Transforming Church in Rural America by Shannon O’Dell

In his book, Transforming Church in Rural America, Shannon O’Dell explains how he converted a tiny rural Arkansas church into a multi-site campus with added virtual followers from all over the world. O’Dell turned down several great positions at large urban churches to work at a poor church in the boonies. While his good intentions were often met with resistance, O’Dell continued and formed Brand New Church.

This book is geared towards helping rural pastors overcome the struggles of ministering to small churches. He explains the five most important “V.A.L.U.E’s” needed for a successful church: vision, attitude, leadership, understanding, and enduring excellence. For O’Dell, vision is the most important. Without a vision, growth is not possible because congregates are not willing to wholeheartedly contribute without direction.

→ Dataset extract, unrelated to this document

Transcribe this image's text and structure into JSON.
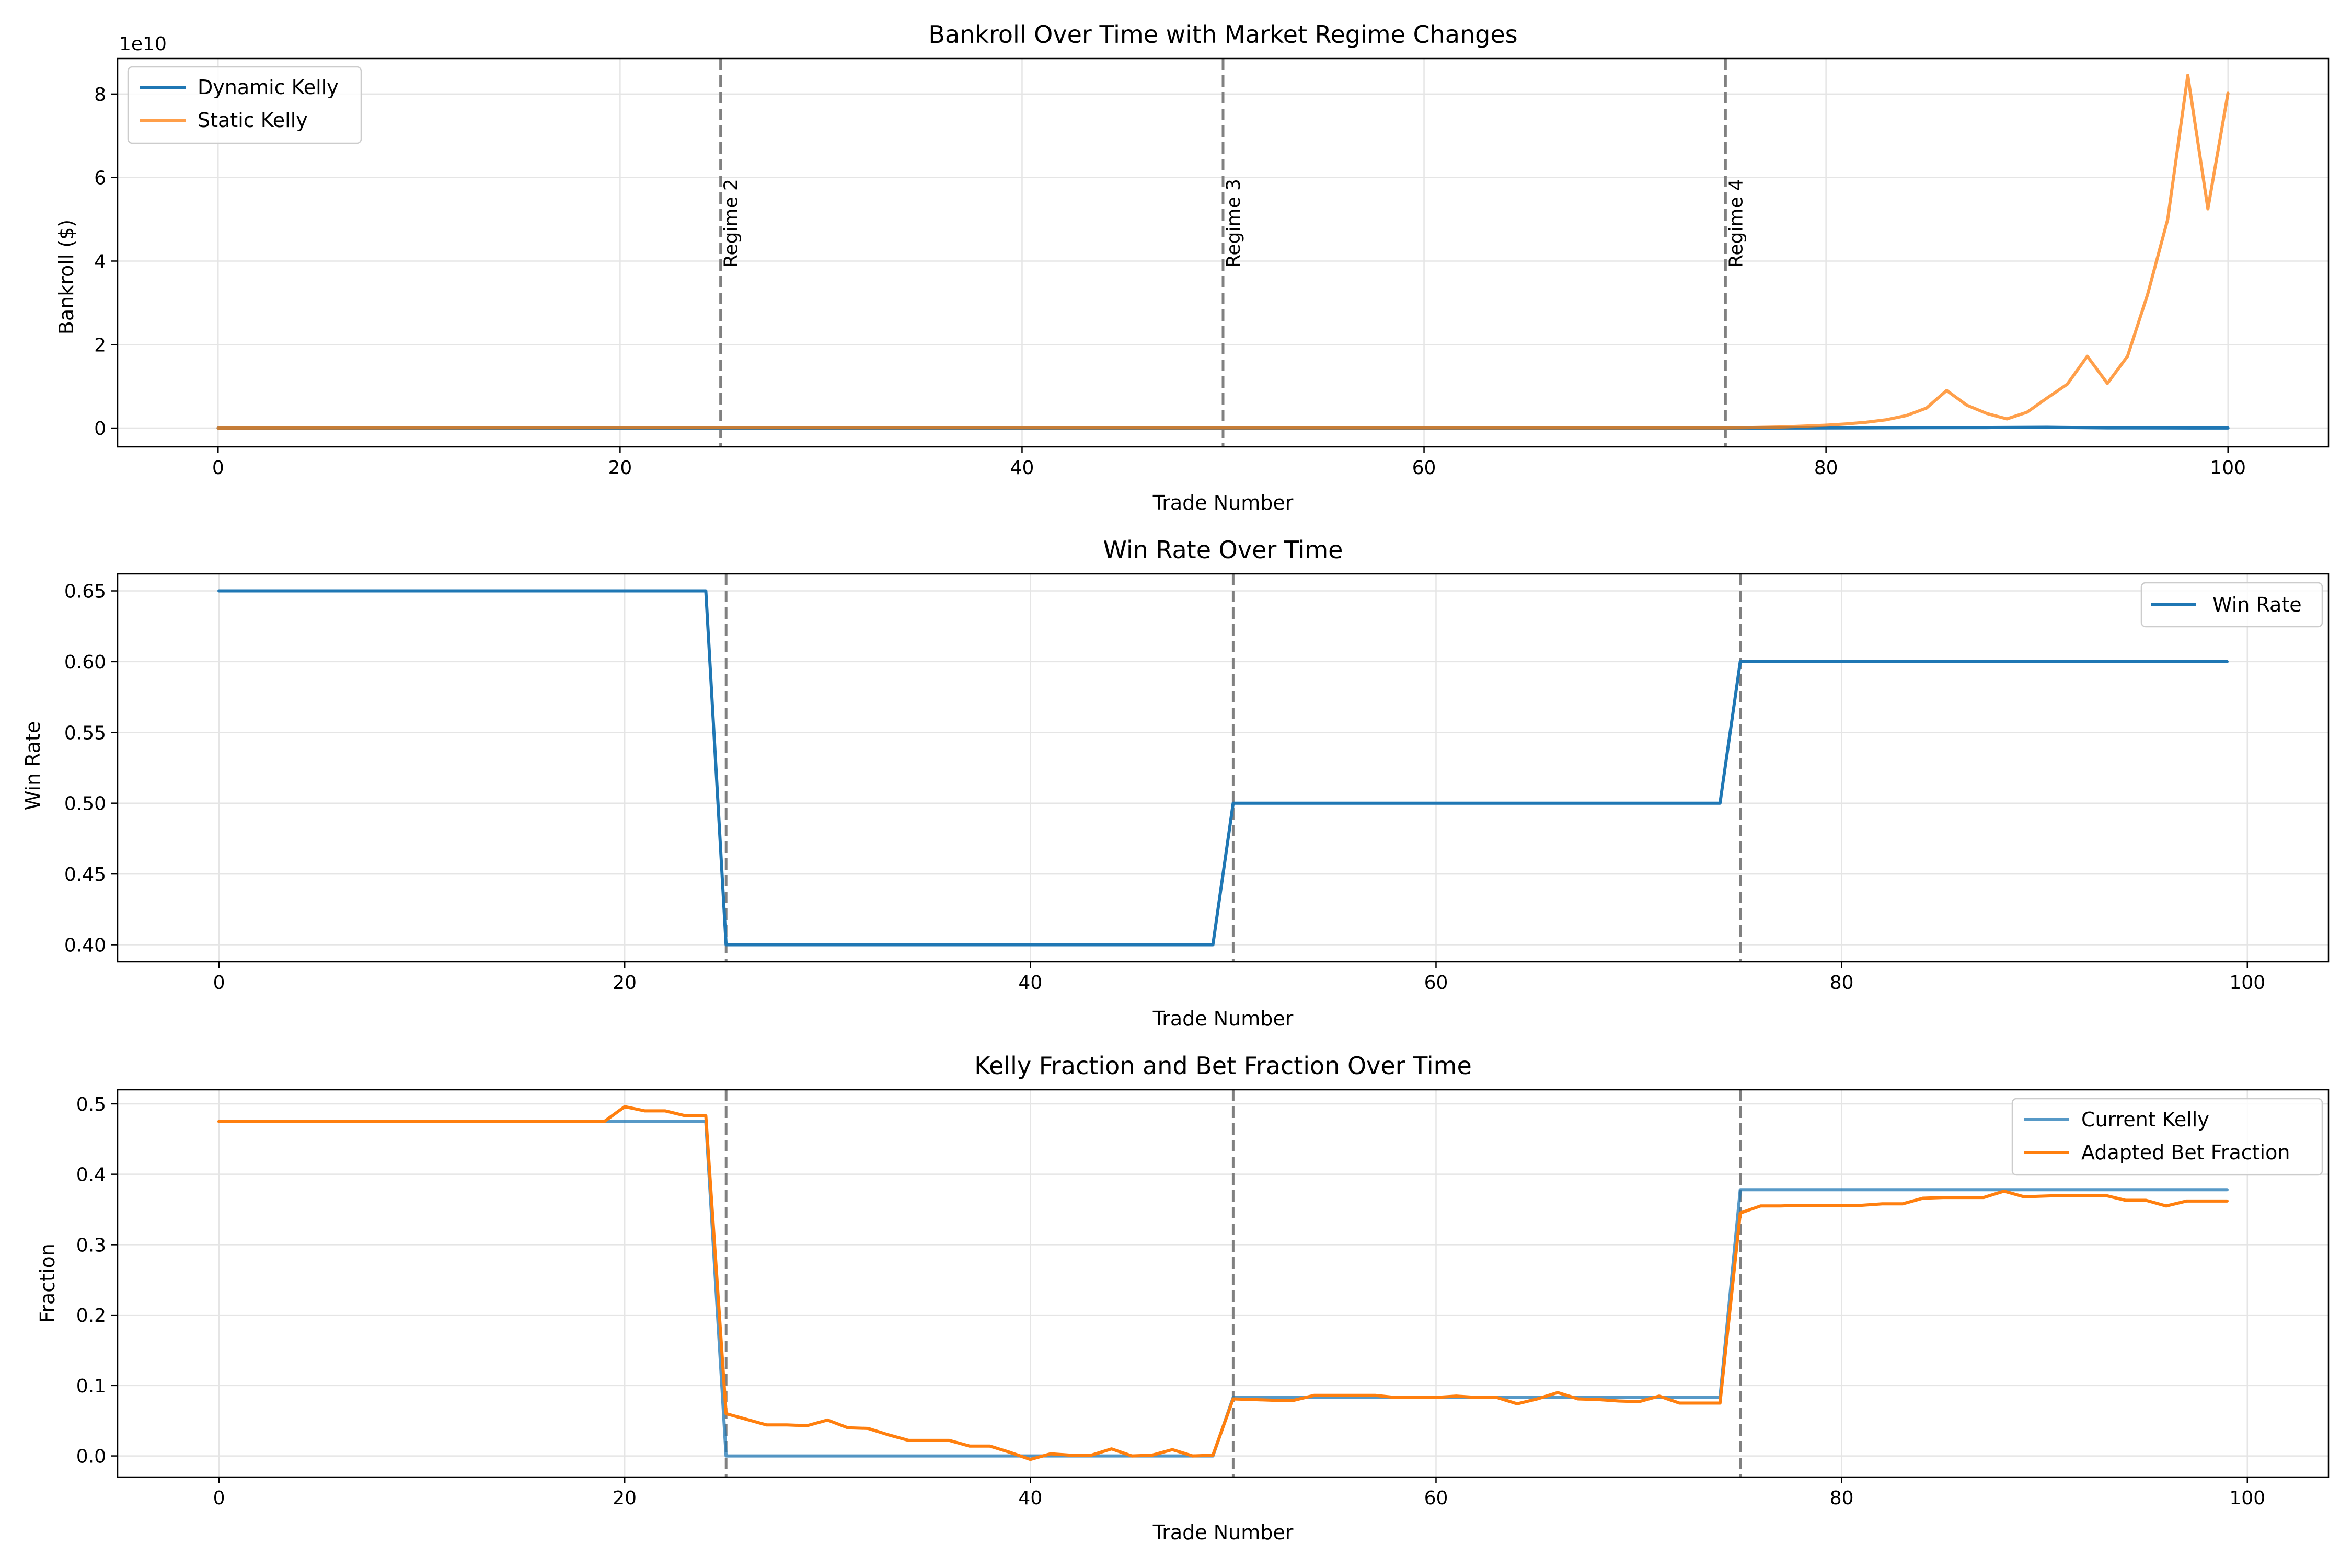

Transforming Church in Rural America is motivational for pastors or average people with a project of their own. O’Dell’s advice can easily be applied to other situations. For example, O’Dell advises readers to realize they can do the impossible. “We do what seems logical,” O’Dell writes, “things the Church can do in its own strength, things in our comfort zones” (64). However, visions should be larger. They should require much prayer to be possible.

In addition to his wise message, O’Dell interweaves telling anecdotes that reveal the personalities found in some rural churches. He explains the stress he underwent as board members refused to fill a sandbox for children. And, the massive hatred he experienced because he proposed that the church pews be replaced with more efficient seating. Trivial things such as these honestly brought O’Dell to tears.

Overall, O’Dell’s book is a great motivational read. I highly recommend this book to others whether they are pastors or not.

Disclosure of Material Connection: I received this book free from Thomas Nelson Publishers as part of their book review bloggers program. I was not required to write a positive review. The opinions I have expressed are my own. I am disclosing this in accordance with the Federal Trade Commission’s 16 CFR, Part 255 : “Guides Concerning the Use of Endorsements and Testimonials in Advertising.”